= Henrikas Ciparis =

Lithuanian painter

 Henrikas Ciparis (born 31 December 1941, in Labardžiai) is a Lithuanian painter.

He graduated from high school in 1960, and was drafted into the army. He entered the Vilnius Art Institute (now Vilnius Art Academy) to study art pedagogy, and after a three-year continued his studies at the newly established high school Scenography Department.
He graduated from the Lithuanian Institute of Fine Arts, in 1969. Since 1973, Lithuanian National Opera and Ballet Theater artist, and since 1983 chief artist.
In 1976–1982, he was Lithuanian head of the Art Institute of Scenography.
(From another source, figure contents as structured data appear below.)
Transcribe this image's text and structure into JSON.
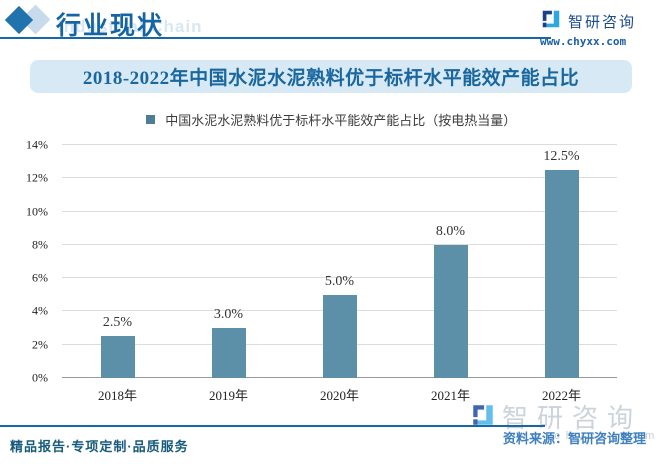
{
  "header": {
    "brand_title": "行业现状",
    "brand_watermark": "Industrial Chain",
    "brand_name": "智研咨询",
    "brand_site": "www.chyxx.com"
  },
  "title": "2018-2022年中国水泥水泥熟料优于标杆水平能效产能占比",
  "legend": {
    "label": "中国水泥水泥熟料优于标杆水平能效产能占比（按电热当量）",
    "marker_color": "#4C7E95"
  },
  "chart_data": {
    "type": "bar",
    "title": "2018-2022年中国水泥水泥熟料优于标杆水平能效产能占比",
    "legend": [
      "中国水泥水泥熟料优于标杆水平能效产能占比（按电热当量）"
    ],
    "legend_position": "top",
    "categories": [
      "2018年",
      "2019年",
      "2020年",
      "2021年",
      "2022年"
    ],
    "values": [
      2.5,
      3.0,
      5.0,
      8.0,
      12.5
    ],
    "value_labels": [
      "2.5%",
      "3.0%",
      "5.0%",
      "8.0%",
      "12.5%"
    ],
    "xlabel": "",
    "ylabel": "",
    "ylim": [
      0,
      14
    ],
    "ytick_step": 2,
    "ytick_labels": [
      "0%",
      "2%",
      "4%",
      "6%",
      "8%",
      "10%",
      "12%",
      "14%"
    ],
    "grid": true,
    "bar_color": "#5B90A8"
  },
  "watermark": {
    "brand": "智研咨询",
    "site": "www.chyxx.com"
  },
  "source_note": "资料来源：智研咨询整理",
  "footer": {
    "slogan": "精品报告·专项定制·品质服务"
  },
  "colors": {
    "accent_blue": "#1767A6",
    "title_text": "#19679E",
    "title_band_bg": "#D8E9F6",
    "bar_fill": "#5B90A8",
    "legend_marker": "#4C7E95",
    "gridline": "#DCDCDC",
    "axis_line": "#9A9A9A",
    "source_text": "#3F80C1",
    "footer_text": "#165A7D",
    "watermark_gray": "#CBD3DB"
  }
}
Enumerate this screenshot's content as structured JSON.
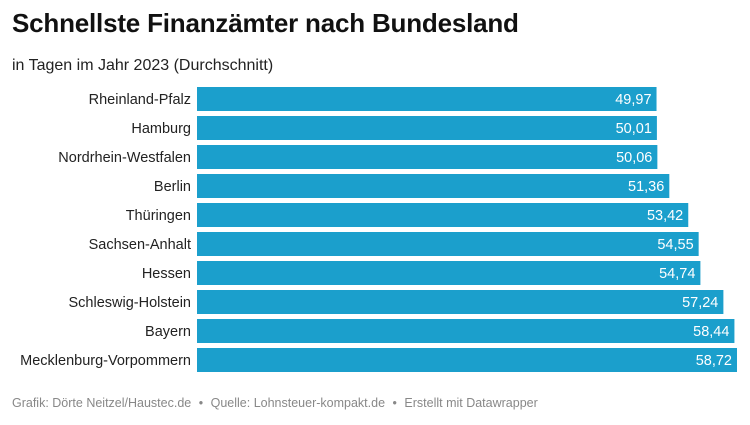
{
  "chart_data": {
    "type": "bar",
    "orientation": "horizontal",
    "title": "Schnellste Finanzämter nach Bundesland",
    "subtitle": "in Tagen im Jahr 2023 (Durchschnitt)",
    "categories": [
      "Rheinland-Pfalz",
      "Hamburg",
      "Nordrhein-Westfalen",
      "Berlin",
      "Thüringen",
      "Sachsen-Anhalt",
      "Hessen",
      "Schleswig-Holstein",
      "Bayern",
      "Mecklenburg-Vorpommern"
    ],
    "values": [
      49.97,
      50.01,
      50.06,
      51.36,
      53.42,
      54.55,
      54.74,
      57.24,
      58.44,
      58.72
    ],
    "value_labels": [
      "49,97",
      "50,01",
      "50,06",
      "51,36",
      "53,42",
      "54,55",
      "54,74",
      "57,24",
      "58,44",
      "58,72"
    ],
    "xlim": [
      0,
      58.72
    ],
    "grid": false,
    "bar_color": "#1b9fcc",
    "label_color": "#ffffff"
  },
  "footer": {
    "graphic": "Grafik: Dörte Neitzel/Haustec.de",
    "source": "Quelle: Lohnsteuer-kompakt.de",
    "tool": "Erstellt mit Datawrapper",
    "separator": "•"
  }
}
He held about 20 solo exhibitions in Lithuania and abroad. Creator of costumes and about 60 performances in Vilnius, Klaipeda, Erfurt, Kemerovo theaters.
Since 2001, format of the Lithuanian National Opera and Ballet Theatre, summer season performances in Trakai castle (Vytautas Klova. Pilėnai, 2001, Gaetano Donicetis. Lamermur Lucia di, 2002).

He was set designer for the Lithuanian National Opera and Ballet Theater, he worked with director E. Domarku. on Verdi's La Traviata, Mozart's Abduction from the Seraglio, Gounod's Faust, and Vytautas Klova's Pilenai.

Format more than 200 anniversary events (650, Vilnius, Vilnius University, 400 First Lithuanian Book 450, Folk Songs 100 Years celebrations), concert (song festival in 1980, 1985), the Constituent Congress of Movement, 1988.